To find links to read the first episode, go here:

The mystery of the girl in the Gutters

Besides some re-shuffling, the introductions of Owen and Wolf largely survived the splurge. Shiva, however, was a lesson in “killing your darlings”, where I had to cut 2 chapters I was pretty fond of for the betterment of the story.

Shiva’s first PoV originally took place inside a manor house, with these lines:

Shiva’s hands were shaking. This always happened whilst doing something like this. She caressed her palm and stared at the offending fingers, hoping to shame them into stillness.

The chapter then played out like a mystery in miniature. From the first line we know she has done something, and then I drip feed clues: the room has been turned upside down, signs of a struggle are woven into the descriptions as Shiva scavenges for equipment. The chapter ends with the reveal of a corpse in a cupboard, and the realisation this mess is the aftermath of Shiva fighting and killing a man.

While it was a fun cliff-hanger, the chapter was problematic for a few reasons:

  • It failed to introduce the Gutters: the house belonged to the comparatively well off Fords, so gave no indication that most people are poor, and the fog wasn’t even mentioned despite being the Gutters most defining feature.

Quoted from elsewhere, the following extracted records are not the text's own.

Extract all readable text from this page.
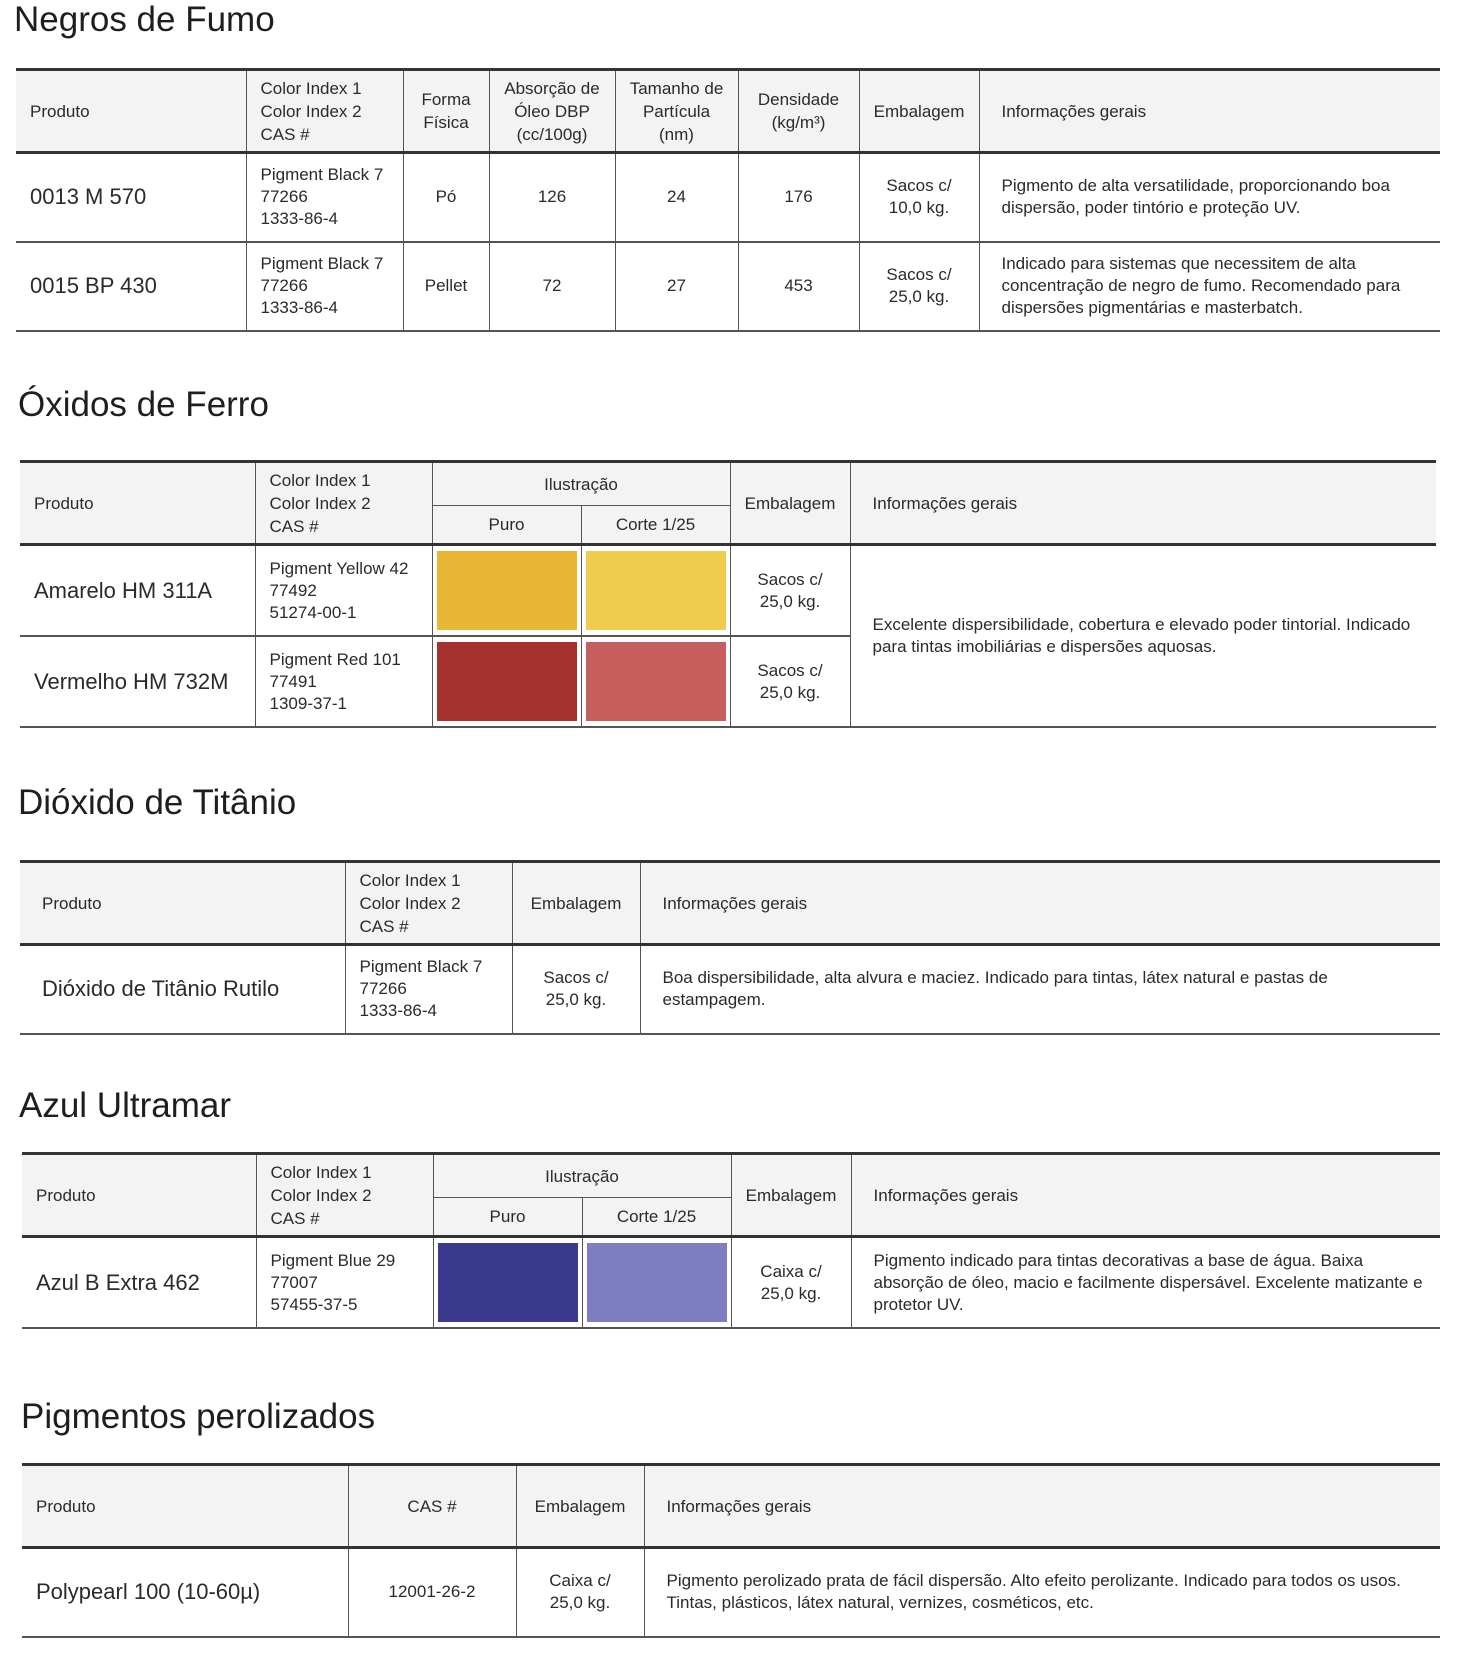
Negros de Fumo
Produto	Color Index 1
Color Index 2
CAS #	Forma
Física	Absorção de
Óleo DBP
(cc/100g)	Tamanho de
Partícula
(nm)	Densidade
(kg/m³)	Embalagem	Informações gerais
0013 M 570	Pigment Black 7
77266
1333-86-4	Pó	126	24	176	Sacos c/
10,0 kg.	Pigmento de alta versatilidade, proporcionando boa dispersão, poder tintório e proteção UV.
0015 BP 430	Pigment Black 7
77266
1333-86-4	Pellet	72	27	453	Sacos c/
25,0 kg.	Indicado para sistemas que necessitem de alta concentração de negro de fumo. Recomendado para dispersões pigmentárias e masterbatch.
Óxidos de Ferro
Produto	Color Index 1
Color Index 2
CAS #	Ilustração		Embalagem	Informações gerais
		Puro	Corte 1/25		
Amarelo HM 311A	Pigment Yellow 42
77492
51274-00-1			Sacos c/
25,0 kg.	Excelente dispersibilidade, cobertura e elevado poder tintorial. Indicado para tintas imobiliárias e dispersões aquosas.
Vermelho HM 732M	Pigment Red 101
77491
1309-37-1			Sacos c/
25,0 kg.	
Dióxido de Titânio
Produto	Color Index 1
Color Index 2
CAS #	Embalagem	Informações gerais
Dióxido de Titânio Rutilo	Pigment Black 7
77266
1333-86-4	Sacos c/
25,0 kg.	Boa dispersibilidade, alta alvura e maciez. Indicado para tintas, látex natural e pastas de estampagem.
Azul Ultramar
Produto	Color Index 1
Color Index 2
CAS #	Ilustração		Embalagem	Informações gerais
		Puro	Corte 1/25		
Azul B Extra 462	Pigment Blue 29
77007
57455-37-5			Caixa c/
25,0 kg.	Pigmento indicado para tintas decorativas a base de água. Baixa absorção de óleo, macio e facilmente dispersável. Excelente matizante e protetor UV.
Pigmentos perolizados
Produto	CAS #	Embalagem	Informações gerais
Polypearl 100 (10-60µ)	12001-26-2	Caixa c/
25,0 kg.	Pigmento perolizado prata de fácil dispersão. Alto efeito perolizante. Indicado para todos os usos. Tintas, plásticos, látex natural, vernizes, cosméticos, etc.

  • It failed to introduce Shiva: by the end of the chapter, she was still just as much of a mystery, which is a problem if she is going to be one of your main characters.

  • It failed to grab your attention: Besides the ending, the majority of the chapter was just Shiva picking up random items off the floor. This might have worked later on in the story, but not at the start when I really needed to hook the reader.

Stuck in the weeds

Shiva’s 2nd chapter then followed her journey through BraeFowl territory to meet Malcom Ford in the BraeFowl inn. They have a longer exchange than in the final draft, but she kills him all the same with poison found in the first chapter, with Cindy's help.

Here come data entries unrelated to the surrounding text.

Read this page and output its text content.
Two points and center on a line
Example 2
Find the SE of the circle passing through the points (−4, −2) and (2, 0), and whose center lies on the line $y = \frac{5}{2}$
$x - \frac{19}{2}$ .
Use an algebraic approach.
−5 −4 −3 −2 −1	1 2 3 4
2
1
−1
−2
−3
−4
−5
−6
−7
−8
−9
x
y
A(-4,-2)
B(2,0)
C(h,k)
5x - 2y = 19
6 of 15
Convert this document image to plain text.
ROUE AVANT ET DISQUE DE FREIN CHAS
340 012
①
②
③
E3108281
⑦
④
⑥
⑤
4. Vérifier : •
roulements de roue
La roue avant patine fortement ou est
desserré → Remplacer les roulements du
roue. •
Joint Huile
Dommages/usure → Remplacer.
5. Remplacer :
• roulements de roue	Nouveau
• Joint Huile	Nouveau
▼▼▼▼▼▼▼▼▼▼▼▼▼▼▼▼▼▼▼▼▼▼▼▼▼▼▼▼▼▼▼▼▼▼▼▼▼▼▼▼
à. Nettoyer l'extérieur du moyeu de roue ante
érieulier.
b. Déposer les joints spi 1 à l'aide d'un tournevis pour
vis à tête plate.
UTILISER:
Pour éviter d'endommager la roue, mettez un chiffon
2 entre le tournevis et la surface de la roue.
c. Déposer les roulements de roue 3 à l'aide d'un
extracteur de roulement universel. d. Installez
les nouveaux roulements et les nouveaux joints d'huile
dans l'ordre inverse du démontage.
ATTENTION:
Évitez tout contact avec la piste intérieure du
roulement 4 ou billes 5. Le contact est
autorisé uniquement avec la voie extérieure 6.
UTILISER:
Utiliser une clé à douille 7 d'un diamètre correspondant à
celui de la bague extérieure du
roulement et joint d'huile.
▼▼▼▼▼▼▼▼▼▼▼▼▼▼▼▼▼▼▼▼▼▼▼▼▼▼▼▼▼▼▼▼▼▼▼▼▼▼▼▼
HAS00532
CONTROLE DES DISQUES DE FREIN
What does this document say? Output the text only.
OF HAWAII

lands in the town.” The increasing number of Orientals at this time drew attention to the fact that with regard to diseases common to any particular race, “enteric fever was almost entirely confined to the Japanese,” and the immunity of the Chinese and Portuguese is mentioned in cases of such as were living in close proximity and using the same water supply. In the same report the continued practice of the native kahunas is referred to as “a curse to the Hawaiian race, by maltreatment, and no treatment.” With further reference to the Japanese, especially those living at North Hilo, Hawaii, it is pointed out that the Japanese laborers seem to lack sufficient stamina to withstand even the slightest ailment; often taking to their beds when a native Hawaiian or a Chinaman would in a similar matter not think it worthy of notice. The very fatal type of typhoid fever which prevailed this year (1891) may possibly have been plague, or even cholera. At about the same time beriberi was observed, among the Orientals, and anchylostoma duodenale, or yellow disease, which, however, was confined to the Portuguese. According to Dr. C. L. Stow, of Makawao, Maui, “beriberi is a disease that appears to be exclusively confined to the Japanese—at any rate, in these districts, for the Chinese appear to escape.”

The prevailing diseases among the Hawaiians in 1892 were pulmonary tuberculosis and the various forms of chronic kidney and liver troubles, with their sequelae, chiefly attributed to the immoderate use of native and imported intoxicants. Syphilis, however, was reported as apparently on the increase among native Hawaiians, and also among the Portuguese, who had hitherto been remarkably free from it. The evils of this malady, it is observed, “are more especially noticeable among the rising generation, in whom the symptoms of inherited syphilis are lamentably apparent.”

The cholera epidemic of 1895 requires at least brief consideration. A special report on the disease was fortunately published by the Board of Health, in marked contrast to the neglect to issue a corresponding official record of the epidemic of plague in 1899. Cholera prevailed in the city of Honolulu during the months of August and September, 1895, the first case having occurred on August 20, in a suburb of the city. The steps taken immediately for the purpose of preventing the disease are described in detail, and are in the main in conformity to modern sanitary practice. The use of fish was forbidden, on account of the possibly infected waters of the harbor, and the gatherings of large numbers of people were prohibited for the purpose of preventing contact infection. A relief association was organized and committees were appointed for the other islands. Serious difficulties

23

In the first half of the chapter I loved writing lore about these imaginary locations and families in BraeFowl territory, but on reflection it came across as an exposition dump. Even worse, most of it wasn’t relevant to the story being told.

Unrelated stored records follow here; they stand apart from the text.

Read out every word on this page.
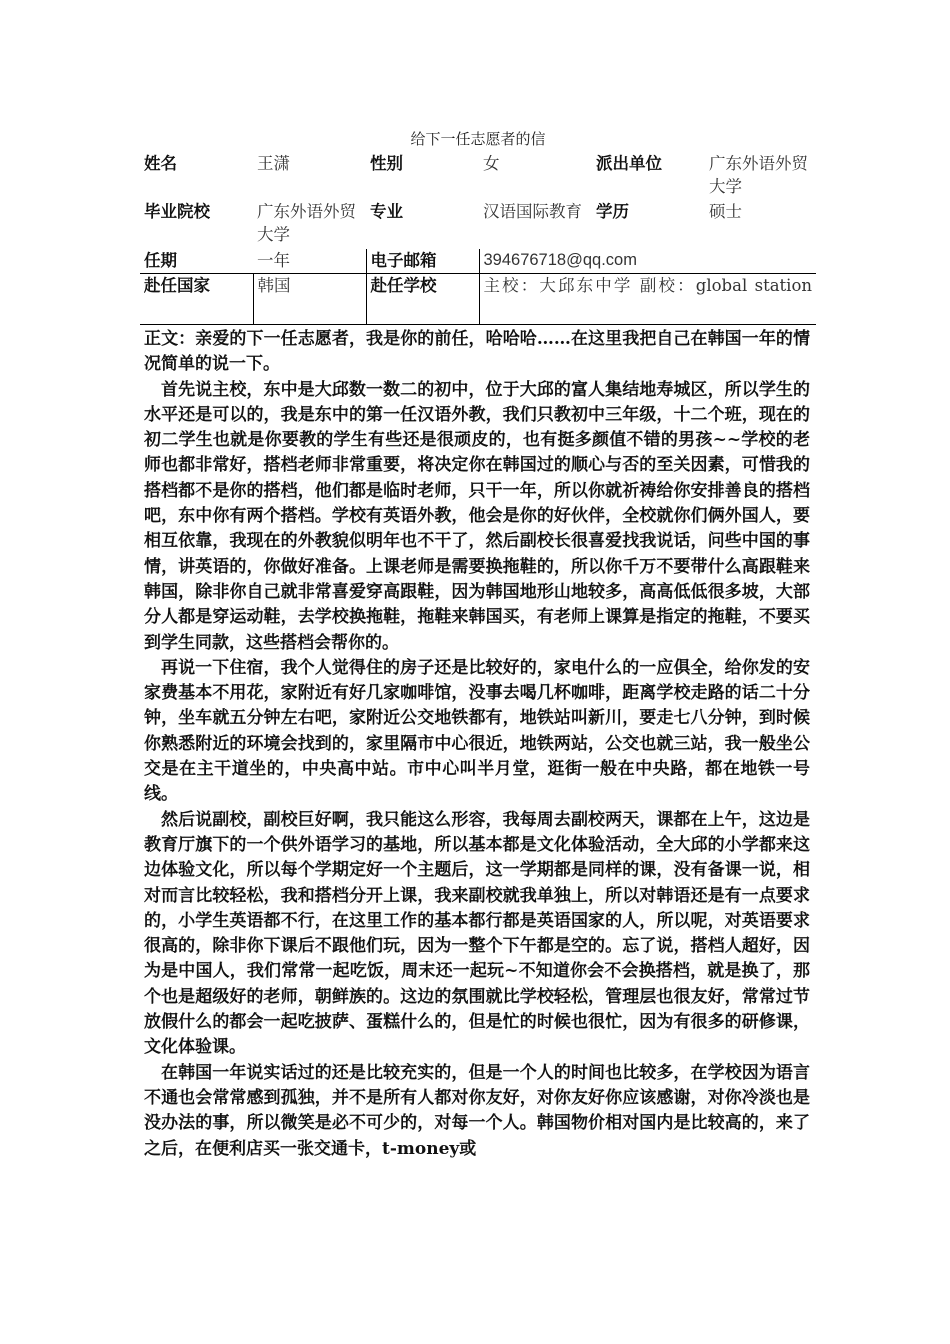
给下一任志愿者的信
姓名	王潇	性别	女	派出单位	广东外语外贸大学
毕业院校	广东外语外贸大学	专业	汉语国际教育	学历	硕士
任期	一年	电子邮箱	394676718@qq.com		
赴任国家	韩国	赴任学校	主校：大邱东中学 副校：global station		

正文：亲爱的下一任志愿者，我是你的前任，哈哈哈……在这里我把自己在韩国一年的情况简单的说一下。

首先说主校，东中是大邱数一数二的初中，位于大邱的富人集结地寿城区，所以学生的水平还是可以的，我是东中的第一任汉语外教，我们只教初中三年级，十二个班，现在的初二学生也就是你要教的学生有些还是很顽皮的，也有挺多颜值不错的男孩~~学校的老师也都非常好，搭档老师非常重要，将决定你在韩国过的顺心与否的至关因素，可惜我的搭档都不是你的搭档，他们都是临时老师，只干一年，所以你就祈祷给你安排善良的搭档吧，东中你有两个搭档。学校有英语外教，他会是你的好伙伴，全校就你们俩外国人，要相互依靠，我现在的外教貌似明年也不干了，然后副校长很喜爱找我说话，问些中国的事情，讲英语的，你做好准备。上课老师是需要换拖鞋的，所以你千万不要带什么高跟鞋来韩国，除非你自己就非常喜爱穿高跟鞋，因为韩国地形山地较多，高高低低很多坡，大部分人都是穿运动鞋，去学校换拖鞋，拖鞋来韩国买，有老师上课算是指定的拖鞋，不要买到学生同款，这些搭档会帮你的。

再说一下住宿，我个人觉得住的房子还是比较好的，家电什么的一应俱全，给你发的安家费基本不用花，家附近有好几家咖啡馆，没事去喝几杯咖啡，距离学校走路的话二十分钟，坐车就五分钟左右吧，家附近公交地铁都有，地铁站叫新川，要走七八分钟，到时候你熟悉附近的环境会找到的，家里隔市中心很近，地铁两站，公交也就三站，我一般坐公交是在主干道坐的，中央高中站。市中心叫半月堂，逛街一般在中央路，都在地铁一号线。

然后说副校，副校巨好啊，我只能这么形容，我每周去副校两天，课都在上午，这边是教育厅旗下的一个供外语学习的基地，所以基本都是文化体验活动，全大邱的小学都来这边体验文化，所以每个学期定好一个主题后，这一学期都是同样的课，没有备课一说，相对而言比较轻松，我和搭档分开上课，我来副校就我单独上，所以对韩语还是有一点要求的，小学生英语都不行，在这里工作的基本都行都是英语国家的人，所以呢，对英语要求很高的，除非你下课后不跟他们玩，因为一整个下午都是空的。忘了说，搭档人超好，因为是中国人，我们常常一起吃饭，周末还一起玩~不知道你会不会换搭档，就是换了，那个也是超级好的老师，朝鲜族的。这边的氛围就比学校轻松，管理层也很友好，常常过节放假什么的都会一起吃披萨、蛋糕什么的，但是忙的时候也很忙，因为有很多的研修课，文化体验课。

在韩国一年说实话过的还是比较充实的，但是一个人的时间也比较多，在学校因为语言不通也会常常感到孤独，并不是所有人都对你友好，对你友好你应该感谢，对你冷淡也是没办法的事，所以微笑是必不可少的，对每一个人。韩国物价相对国内是比较高的，来了之后，在便利店买一张交通卡，t-money或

Once inside the inn, the chapter faced a different problem. I loved the original encounter between Shiva and Malcom (including a moment with a fork I won’t spoil because I still want to use it) but the scene was too similar to the following chapter where Shiva attacks the Ford mansion (which makes it into the final draft as Shiva’s 2nd chapter).

To avoid repeating the same story beats I cut this section entirely, and moved some of Malcom’s dialogue to Draco, who was comparatively underdeveloped.

This all lead me to rewrite Shiva’s introduction to what it is now...

Method to the murder

The chapter starts outside to better introduce the setting of the Gutters: from the not very habitable acidic swamp land to the blurriness caused by the fog to the Shreeks that imply infection and disease are rife. Any superfluous descriptions of BraeFowl were cut. I did try to retain some of the mystery of the original draft in the way Shiva is introduced in the first paragraph.

When Shiva and Malcom meet they now fight right from the start, making the opening more exciting than the first kill happening off page.

I also decided I wanted Cindy to be Shiva’s voice of reason, so to have her actively participate in a murder didn’t fit the story anymore. So in the final version she saves Shiva’s life, but chastises her for killing Malcom. Finally, their conversation allowed me to characterise both women earlier in the story by understanding their goals and motives, while hinting at the wider story and cast within the dialogue.

Looking back at the bodies

In terms of writing quality, the final chapter was no better than the two I cut. But, like Shiva, I decided for the betterment of the Gutters, sacrifices need to be made.

If people find behind the scenes stuff like this interesting, I may do another post for future episodes. If tearing down the curtain like this broke your immersion, I apologise, this is a glimpse into how my mind works now.

Time has taught me that writing the splurge draft all those years ago was the easy part... was the editing that killed me.

Regardless, the whole process has been a great learning experience, and nowadays when I edit an episode I look forward to murdering chapters!